Ce que je relate ci-dessous est une extrapolation de mes souvenirs et des notes que j'ai prises il y a plus de 4 mois et demi, mais qui je l'espère seront quand même suffisamment complètes et cohérentes pour donner un aperçu des idées intéressantes avancées par Mr Bordwell.

Mr Bordwell a d'abord été exposé au cinéma de Hong Kong lors de la vague kung-fu des années 70, mais c'est durant les années 90 qu'il a commencé à vraiment si intéresser après avoir constaté l'engouement des films hongkongais auprès de ses propres étudiants.
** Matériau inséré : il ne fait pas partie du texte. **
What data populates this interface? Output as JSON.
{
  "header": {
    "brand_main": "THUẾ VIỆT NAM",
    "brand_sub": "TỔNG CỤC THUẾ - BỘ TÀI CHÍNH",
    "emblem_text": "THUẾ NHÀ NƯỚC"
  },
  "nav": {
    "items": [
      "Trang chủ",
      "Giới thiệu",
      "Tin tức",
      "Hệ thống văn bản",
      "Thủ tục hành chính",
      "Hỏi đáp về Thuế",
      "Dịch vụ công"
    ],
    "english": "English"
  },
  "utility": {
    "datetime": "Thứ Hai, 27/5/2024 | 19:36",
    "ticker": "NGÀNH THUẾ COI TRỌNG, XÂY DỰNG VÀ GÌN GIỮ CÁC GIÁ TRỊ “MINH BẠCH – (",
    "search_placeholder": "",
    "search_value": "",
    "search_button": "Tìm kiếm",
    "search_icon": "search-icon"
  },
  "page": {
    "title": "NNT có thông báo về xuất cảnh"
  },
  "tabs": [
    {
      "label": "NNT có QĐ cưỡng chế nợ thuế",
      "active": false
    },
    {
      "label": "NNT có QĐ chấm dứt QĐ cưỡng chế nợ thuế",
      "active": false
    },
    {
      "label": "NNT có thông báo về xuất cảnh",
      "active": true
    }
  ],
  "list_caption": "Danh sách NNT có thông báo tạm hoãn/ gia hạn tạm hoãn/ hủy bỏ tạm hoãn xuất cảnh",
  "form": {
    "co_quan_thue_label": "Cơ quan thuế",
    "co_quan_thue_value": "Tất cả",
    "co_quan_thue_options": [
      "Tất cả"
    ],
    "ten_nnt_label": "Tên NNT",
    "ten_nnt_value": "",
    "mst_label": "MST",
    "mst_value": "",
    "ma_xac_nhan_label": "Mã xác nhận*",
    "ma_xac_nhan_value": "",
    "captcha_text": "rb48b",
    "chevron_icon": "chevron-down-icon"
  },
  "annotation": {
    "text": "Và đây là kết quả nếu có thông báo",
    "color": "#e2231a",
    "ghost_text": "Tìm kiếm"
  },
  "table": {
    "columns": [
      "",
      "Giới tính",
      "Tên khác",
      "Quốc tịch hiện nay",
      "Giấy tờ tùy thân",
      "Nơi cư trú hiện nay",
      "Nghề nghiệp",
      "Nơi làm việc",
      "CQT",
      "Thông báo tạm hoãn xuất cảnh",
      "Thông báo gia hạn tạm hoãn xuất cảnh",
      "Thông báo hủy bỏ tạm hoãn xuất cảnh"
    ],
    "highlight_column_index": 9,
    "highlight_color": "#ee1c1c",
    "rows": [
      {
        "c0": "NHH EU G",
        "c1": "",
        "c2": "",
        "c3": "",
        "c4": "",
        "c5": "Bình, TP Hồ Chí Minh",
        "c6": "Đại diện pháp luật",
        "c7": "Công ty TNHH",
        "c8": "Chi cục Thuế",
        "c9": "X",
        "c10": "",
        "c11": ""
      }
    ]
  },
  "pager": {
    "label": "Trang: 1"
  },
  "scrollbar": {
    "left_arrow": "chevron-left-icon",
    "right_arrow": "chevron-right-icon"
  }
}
N'entretenant aucun préjugé vis à vis le cinéma du genre ou populaire, cela l'aura intrigué et il a rapidement cherché à décortiquer ce singulier cinéma.
Les grands traits
Pour décrire la magie particulière du cinéma hongkongais, Mr Bordwell a d'abord désigné quatre grand traits : la violence, les cascades virtuoses, les vedettes charismatiques et le « jaw droping factor » (terme alternatif plus prude que « WTF »); c'est à dire des retournements, des scènes d'action ou même des gags, si extravagants, ou si outrés selon les standards du cinéma occidental que le spectateur en à la bouche béante de surprise.
Le Professeur Bordwell a par la suite expliqué que le cinéma hongkongais aurait trouvé son succès dans sa manière de saisir et retenir viscéralement l'attention du spectateur. Il a retenu comme exemple le dénouement du film de Chang Cheh The New One Armed Swordsman (La Rage du Tigre) [spoilers] dans lequel le héros (qui s'était lui-même mutilé plus tôt dans le film), éventre le méchant, lui coupe le bras, épingle le bras tranché et envoie son adversaire dans le vide par-dessus la rampe d'une pont. [/spoilers]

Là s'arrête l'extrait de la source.